Adrienne Rich (1929-2012) and the Light of Language.
Wednesday, March 28th, 2012So Adrienne Rich is dead.
One of our brightest lights, out.
And not just a light in the conventional sense of the word, when it’s usually applied to literary luminaries, “stars,” celebrities, the best and brightest.
Light in the sense of: the opposite of darkness, a beacon banishing the shadows of oppression, of suffering, of patriarchy, of hate and exploitation and genocide and racism. Light as fire, creative instead of destructive. A candle, a campfire, a lighthouse.
In October of 2007, I was privileged to be part of the planning committee for the Marshall T. Meyer Awards with Jews for Racial and Economic Justice, when we honored Adrienne. I wrote the following brief words that were read when the award was presented to her. There’s video, here, of her marvelous acceptance speech from that night. I didn’t get to meet her then, although I had adored and admired her for ages, and in fact I couldn’t even get a seat, but standing in the back of the synagogue and watching her acceptance I felt so moved and touched to be part of the event, and to use the following few measly words (even if someone else was reading them) to help communicate how profoundly and brilliantly she had changed so many of our worlds:
When an artist has become one of the most respected and admired voices of her generation, it’s easy to think of her as simply “part of the landscape.” Adrienne Rich has never let that happen.
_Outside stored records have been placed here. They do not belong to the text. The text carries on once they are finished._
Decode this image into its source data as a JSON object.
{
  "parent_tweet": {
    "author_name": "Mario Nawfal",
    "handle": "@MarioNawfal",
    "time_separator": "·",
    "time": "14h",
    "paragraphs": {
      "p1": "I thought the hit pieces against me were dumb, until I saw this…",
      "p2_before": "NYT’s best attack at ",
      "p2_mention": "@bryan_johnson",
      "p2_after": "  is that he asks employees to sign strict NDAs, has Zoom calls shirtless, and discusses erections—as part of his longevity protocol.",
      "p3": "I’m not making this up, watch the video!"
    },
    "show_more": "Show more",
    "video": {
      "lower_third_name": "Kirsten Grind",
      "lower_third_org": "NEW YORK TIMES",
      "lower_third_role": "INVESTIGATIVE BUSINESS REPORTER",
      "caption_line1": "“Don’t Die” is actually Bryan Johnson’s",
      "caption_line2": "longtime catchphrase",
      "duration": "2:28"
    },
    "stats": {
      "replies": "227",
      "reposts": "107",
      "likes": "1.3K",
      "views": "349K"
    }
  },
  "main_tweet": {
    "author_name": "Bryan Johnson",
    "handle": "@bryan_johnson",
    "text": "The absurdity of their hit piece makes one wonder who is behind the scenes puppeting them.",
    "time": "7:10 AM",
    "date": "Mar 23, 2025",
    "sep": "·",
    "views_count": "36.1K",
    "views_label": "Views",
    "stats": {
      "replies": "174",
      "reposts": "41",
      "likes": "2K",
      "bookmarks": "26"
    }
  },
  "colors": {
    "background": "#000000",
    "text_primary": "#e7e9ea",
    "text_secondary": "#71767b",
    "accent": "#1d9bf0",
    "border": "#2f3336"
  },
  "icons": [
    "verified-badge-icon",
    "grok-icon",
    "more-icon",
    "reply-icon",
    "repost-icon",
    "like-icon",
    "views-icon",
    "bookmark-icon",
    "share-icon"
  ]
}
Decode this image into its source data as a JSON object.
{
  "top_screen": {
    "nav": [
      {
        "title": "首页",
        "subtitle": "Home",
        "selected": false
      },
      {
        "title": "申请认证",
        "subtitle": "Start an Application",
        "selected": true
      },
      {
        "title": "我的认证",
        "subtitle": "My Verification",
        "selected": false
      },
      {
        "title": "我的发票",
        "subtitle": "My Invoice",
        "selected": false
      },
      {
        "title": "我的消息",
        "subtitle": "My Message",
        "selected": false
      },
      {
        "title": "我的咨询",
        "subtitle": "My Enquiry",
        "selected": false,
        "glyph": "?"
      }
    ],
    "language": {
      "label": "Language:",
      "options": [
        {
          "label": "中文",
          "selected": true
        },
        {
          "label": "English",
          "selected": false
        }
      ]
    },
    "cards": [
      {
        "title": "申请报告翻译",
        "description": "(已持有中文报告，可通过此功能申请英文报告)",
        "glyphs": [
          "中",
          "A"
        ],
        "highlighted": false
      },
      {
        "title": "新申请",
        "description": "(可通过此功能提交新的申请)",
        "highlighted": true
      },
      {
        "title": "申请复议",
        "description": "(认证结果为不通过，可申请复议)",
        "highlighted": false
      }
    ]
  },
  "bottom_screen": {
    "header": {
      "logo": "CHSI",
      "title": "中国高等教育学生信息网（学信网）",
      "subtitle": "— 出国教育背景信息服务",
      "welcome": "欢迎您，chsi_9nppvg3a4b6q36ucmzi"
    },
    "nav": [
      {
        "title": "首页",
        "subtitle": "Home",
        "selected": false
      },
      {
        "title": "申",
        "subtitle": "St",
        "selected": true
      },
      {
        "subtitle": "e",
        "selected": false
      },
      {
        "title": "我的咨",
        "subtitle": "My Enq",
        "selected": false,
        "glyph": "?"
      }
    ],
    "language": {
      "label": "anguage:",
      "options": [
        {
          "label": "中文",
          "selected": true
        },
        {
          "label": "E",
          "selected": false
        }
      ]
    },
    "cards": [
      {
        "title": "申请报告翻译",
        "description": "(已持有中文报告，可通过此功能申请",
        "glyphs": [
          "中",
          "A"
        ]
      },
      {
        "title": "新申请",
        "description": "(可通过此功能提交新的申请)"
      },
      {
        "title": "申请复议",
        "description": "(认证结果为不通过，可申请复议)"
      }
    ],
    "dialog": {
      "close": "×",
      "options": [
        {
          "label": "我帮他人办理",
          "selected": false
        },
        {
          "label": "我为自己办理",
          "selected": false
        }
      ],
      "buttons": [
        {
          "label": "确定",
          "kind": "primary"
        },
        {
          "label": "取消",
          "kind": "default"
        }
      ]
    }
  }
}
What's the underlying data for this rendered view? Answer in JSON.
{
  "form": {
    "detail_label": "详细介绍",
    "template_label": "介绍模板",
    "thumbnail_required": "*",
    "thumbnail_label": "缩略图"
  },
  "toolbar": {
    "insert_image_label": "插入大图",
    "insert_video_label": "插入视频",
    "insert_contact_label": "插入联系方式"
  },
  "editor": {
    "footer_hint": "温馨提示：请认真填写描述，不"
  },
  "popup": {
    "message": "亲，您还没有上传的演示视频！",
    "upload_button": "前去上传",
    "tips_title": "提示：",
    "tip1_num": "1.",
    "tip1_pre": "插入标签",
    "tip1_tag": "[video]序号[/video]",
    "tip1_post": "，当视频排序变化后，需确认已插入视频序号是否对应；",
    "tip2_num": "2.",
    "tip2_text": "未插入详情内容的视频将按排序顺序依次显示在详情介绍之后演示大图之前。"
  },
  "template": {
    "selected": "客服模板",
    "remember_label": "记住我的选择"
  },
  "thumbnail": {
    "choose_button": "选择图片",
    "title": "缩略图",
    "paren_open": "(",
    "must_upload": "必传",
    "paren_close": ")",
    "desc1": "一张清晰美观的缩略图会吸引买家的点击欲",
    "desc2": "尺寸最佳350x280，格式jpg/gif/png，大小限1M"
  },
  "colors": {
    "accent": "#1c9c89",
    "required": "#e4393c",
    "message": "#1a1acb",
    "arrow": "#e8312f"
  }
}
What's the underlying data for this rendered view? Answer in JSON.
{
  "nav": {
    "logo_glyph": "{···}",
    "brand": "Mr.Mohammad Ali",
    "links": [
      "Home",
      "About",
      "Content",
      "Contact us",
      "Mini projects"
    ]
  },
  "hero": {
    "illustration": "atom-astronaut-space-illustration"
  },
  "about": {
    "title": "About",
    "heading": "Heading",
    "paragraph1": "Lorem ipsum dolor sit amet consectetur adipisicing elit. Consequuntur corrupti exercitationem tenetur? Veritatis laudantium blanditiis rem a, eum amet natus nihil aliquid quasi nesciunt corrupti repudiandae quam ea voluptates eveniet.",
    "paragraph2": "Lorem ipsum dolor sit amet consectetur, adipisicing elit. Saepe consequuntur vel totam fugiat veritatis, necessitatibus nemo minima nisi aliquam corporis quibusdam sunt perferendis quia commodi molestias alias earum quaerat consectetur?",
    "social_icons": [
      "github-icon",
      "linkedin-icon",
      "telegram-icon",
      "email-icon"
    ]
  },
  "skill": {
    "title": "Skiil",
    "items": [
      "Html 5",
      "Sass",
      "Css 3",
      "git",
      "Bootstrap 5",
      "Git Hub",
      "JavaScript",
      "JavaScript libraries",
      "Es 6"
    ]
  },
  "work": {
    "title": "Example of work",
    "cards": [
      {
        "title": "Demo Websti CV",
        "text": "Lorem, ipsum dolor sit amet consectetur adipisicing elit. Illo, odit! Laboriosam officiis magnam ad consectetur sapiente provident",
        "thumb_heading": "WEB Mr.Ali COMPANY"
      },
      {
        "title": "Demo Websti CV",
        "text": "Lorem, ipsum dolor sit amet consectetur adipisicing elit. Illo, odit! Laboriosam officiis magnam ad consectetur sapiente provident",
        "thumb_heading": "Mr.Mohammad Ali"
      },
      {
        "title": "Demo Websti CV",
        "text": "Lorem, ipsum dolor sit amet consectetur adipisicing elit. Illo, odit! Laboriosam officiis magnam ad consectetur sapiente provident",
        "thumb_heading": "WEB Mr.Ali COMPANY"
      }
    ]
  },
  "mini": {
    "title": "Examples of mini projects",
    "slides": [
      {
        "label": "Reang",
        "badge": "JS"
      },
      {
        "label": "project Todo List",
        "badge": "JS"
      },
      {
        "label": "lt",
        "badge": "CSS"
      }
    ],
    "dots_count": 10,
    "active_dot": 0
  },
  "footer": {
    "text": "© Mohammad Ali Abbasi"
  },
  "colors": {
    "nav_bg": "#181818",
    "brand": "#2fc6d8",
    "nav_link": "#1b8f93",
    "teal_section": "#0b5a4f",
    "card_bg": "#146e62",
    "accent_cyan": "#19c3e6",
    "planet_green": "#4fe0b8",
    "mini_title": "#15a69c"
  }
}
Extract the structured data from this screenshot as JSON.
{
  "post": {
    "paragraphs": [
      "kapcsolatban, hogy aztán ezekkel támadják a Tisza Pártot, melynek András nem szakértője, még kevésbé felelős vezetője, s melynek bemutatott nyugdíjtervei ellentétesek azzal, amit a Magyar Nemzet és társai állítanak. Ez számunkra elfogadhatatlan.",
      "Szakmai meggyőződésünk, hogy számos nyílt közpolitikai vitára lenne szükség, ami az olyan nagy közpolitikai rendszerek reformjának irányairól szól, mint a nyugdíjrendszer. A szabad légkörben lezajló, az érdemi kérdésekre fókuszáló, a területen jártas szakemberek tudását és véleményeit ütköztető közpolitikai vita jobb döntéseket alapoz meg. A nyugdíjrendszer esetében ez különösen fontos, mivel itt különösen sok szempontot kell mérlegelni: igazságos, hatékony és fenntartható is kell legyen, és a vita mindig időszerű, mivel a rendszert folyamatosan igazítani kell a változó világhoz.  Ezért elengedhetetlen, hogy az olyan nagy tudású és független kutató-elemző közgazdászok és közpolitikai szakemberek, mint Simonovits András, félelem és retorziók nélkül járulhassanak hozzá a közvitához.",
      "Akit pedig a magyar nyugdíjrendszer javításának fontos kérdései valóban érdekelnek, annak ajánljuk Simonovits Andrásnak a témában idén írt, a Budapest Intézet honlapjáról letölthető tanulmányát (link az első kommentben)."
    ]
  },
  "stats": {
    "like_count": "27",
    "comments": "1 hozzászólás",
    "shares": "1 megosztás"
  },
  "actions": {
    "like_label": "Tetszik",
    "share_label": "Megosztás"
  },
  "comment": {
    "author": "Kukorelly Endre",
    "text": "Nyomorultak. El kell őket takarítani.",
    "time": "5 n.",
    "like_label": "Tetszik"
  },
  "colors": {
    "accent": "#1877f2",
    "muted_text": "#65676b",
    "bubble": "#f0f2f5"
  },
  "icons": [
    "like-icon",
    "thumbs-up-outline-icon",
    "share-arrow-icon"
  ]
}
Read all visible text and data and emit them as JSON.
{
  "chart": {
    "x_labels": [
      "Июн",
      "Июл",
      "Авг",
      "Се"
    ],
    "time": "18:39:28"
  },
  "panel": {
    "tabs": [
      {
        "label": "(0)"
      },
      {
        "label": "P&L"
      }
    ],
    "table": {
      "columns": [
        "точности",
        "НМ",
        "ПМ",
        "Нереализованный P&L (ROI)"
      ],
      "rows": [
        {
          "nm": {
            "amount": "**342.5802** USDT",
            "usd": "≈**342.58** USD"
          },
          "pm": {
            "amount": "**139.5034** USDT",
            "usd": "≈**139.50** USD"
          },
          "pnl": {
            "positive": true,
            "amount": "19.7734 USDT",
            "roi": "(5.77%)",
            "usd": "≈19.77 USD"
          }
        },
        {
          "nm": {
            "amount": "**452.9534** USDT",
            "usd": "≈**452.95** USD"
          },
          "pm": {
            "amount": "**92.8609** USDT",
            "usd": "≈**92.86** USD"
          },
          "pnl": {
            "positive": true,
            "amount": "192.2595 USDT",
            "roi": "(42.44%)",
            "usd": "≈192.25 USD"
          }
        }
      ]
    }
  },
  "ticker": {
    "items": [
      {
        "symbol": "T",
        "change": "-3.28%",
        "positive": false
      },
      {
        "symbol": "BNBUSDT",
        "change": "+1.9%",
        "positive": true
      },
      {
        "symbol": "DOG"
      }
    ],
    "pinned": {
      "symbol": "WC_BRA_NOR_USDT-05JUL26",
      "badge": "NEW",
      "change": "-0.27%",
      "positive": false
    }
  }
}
From refusing the National Medal of the Arts from then-President Bill Clinton because, as she said, “the very meaning of art is incompatible with the cynical politics of this administration,” to nurturing marginalized voices and diving into the wreckage of history to salvage new narratives of resistance, Adrienne’s voice has, as E.M.Forster said of Virginia Woolf, “pushed the light of the English language a little further against the darkness.” Adrienne Rich’s every line is an eloquent rebuttal of the assumption that politics is not the proper province of poetry. Her work has constantly interrogated notions of identity, nation, democracy and place. Adrienne’s art asks: what does it mean to be a woman, an American, to be white, a lesbian, Jewish, a citizen in a democracy? How do these identities enrich or oppress us, or make us party to oppression? What responsibilities do they demand? What legacies do we inherit with them? Her successful blending of aesthetics,politics and the erotic has enriched contemporary poetry and our nation’s literary canon beyond measure. And the same passion she has wielded with her pen, she has brought to a lifetime’s engagment in struggles for social justice. For her unceasing witness to the power of art as activism and activism through and beyond art, JFREJ is honored to present Adrienne Rich with the 2007 Rabbi Marshall T. Meyer Risk-Taker Award.